The Investor Protection Bureau of the New York Office of the Attorney General (Bureau) has established the “Virtual Markets Integrity Initiative,” which the Bureau describes as a “fact-finding inquiry into the policies and practices” of virtual currency exchanges. The Bureau launched the initiative “to increase transparency and accountability in the virtual currency marketplace—and better inform the actions of enforcement agencies, investors, and consumers in this space.”
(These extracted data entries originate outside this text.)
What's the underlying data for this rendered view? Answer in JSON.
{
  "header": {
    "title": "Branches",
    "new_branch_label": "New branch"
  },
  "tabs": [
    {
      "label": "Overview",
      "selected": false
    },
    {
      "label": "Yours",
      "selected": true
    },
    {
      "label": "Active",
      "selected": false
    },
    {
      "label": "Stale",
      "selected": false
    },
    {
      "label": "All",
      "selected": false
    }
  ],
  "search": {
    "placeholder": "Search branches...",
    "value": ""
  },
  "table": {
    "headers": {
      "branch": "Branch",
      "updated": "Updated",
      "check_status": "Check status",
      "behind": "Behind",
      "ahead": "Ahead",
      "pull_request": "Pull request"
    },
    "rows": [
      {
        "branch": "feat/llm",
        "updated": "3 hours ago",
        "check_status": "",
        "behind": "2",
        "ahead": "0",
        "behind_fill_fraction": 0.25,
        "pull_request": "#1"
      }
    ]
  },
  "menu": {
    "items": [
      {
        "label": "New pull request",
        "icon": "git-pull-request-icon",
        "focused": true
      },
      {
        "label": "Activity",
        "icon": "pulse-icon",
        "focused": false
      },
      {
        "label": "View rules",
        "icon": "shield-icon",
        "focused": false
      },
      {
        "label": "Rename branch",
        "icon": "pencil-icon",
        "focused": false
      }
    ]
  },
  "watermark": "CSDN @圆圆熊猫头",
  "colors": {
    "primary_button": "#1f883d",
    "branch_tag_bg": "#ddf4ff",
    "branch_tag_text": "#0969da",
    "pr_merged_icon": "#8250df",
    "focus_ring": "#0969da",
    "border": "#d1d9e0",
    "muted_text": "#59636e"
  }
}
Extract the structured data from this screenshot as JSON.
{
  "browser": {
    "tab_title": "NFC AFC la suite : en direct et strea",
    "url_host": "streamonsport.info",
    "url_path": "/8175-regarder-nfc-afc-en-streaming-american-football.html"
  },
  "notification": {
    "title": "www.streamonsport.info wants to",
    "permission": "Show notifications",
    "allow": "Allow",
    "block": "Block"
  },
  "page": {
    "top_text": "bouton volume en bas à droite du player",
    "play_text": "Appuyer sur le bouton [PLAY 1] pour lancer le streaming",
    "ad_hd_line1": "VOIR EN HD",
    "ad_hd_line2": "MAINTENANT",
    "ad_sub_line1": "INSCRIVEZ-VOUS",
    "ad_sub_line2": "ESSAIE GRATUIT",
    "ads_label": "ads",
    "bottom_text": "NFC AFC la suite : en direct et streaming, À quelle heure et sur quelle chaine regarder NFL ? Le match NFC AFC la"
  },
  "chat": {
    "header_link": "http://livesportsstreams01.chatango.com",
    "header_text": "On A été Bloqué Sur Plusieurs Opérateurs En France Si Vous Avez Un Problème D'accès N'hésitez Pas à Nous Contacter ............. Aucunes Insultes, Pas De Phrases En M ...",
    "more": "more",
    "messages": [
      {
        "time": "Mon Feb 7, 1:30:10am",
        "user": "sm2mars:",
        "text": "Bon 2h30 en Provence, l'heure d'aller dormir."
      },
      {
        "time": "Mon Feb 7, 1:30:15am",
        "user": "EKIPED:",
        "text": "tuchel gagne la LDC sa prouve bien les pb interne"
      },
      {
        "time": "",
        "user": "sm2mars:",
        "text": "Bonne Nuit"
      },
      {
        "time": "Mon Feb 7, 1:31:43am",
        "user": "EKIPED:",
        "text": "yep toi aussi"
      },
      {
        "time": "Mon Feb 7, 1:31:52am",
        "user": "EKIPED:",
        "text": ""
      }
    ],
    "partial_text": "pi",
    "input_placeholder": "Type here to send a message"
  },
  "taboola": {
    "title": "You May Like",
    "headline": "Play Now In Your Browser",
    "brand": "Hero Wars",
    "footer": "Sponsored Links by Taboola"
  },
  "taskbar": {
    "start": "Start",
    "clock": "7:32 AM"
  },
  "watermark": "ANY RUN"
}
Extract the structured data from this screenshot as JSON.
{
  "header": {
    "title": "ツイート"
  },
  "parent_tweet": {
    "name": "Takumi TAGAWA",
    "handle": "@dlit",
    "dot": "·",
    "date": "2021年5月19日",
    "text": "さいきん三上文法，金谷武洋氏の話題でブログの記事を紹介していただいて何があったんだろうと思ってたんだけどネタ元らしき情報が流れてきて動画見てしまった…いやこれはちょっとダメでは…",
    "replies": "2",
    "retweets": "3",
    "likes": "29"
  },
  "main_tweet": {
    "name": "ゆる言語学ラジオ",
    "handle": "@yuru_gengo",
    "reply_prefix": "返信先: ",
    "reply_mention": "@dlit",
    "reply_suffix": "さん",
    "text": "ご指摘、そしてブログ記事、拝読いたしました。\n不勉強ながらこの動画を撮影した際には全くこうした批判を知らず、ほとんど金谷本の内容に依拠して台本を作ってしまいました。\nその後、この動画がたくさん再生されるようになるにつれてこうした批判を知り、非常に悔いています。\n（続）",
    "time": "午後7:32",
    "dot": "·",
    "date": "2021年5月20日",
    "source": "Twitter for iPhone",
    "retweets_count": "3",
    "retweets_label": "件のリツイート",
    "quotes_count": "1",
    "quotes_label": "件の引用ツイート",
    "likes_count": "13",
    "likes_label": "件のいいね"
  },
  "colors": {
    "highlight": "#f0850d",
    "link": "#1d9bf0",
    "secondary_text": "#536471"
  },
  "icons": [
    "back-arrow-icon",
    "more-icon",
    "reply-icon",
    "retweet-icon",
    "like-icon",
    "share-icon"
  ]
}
As the Initiative’s first act, the Bureau sent a questionnaire to 13 virtual currency exchanges, asking for information about 6 topics—topics the Bureau describes as “fundamental aspects of [the exchanges’] operations or issues that have already attracted significant public attention”:

  1. Ownership and control;
  2. Operational procedures and fees;
  3. Trading policies and procedures;
  4. Outages and suspensions of trading;
  5. Internal controls; and
  6. Policies regarding privacy and money laundering

The Bureau issued the questionnaire because it wants to help provide “average investors” with information “sophisticated investors” often receive before they begin trading on a platform. The Bureau is also interested in learning, among other things, how these exchanges address market manipulation; how they report suspicious activity; their fee structures; and how they protect consumers’ funds. In addition, the Bureau asked recipients to provide written copies of their terms, conditions, and representations to consumers, as well as their written rules and procedures regarding cyber security, privacy, and money laundering, among other policies.

The exchanges are not compelled to answer. However, the letter explained that the Bureau “will review and assess [their] responses, compare them with those of other platforms, and disclose certain information in a publicly accessible format. As part of this disclosure, [the Bureau] will identify any platforms that decline to provide meaningfully complete responses.”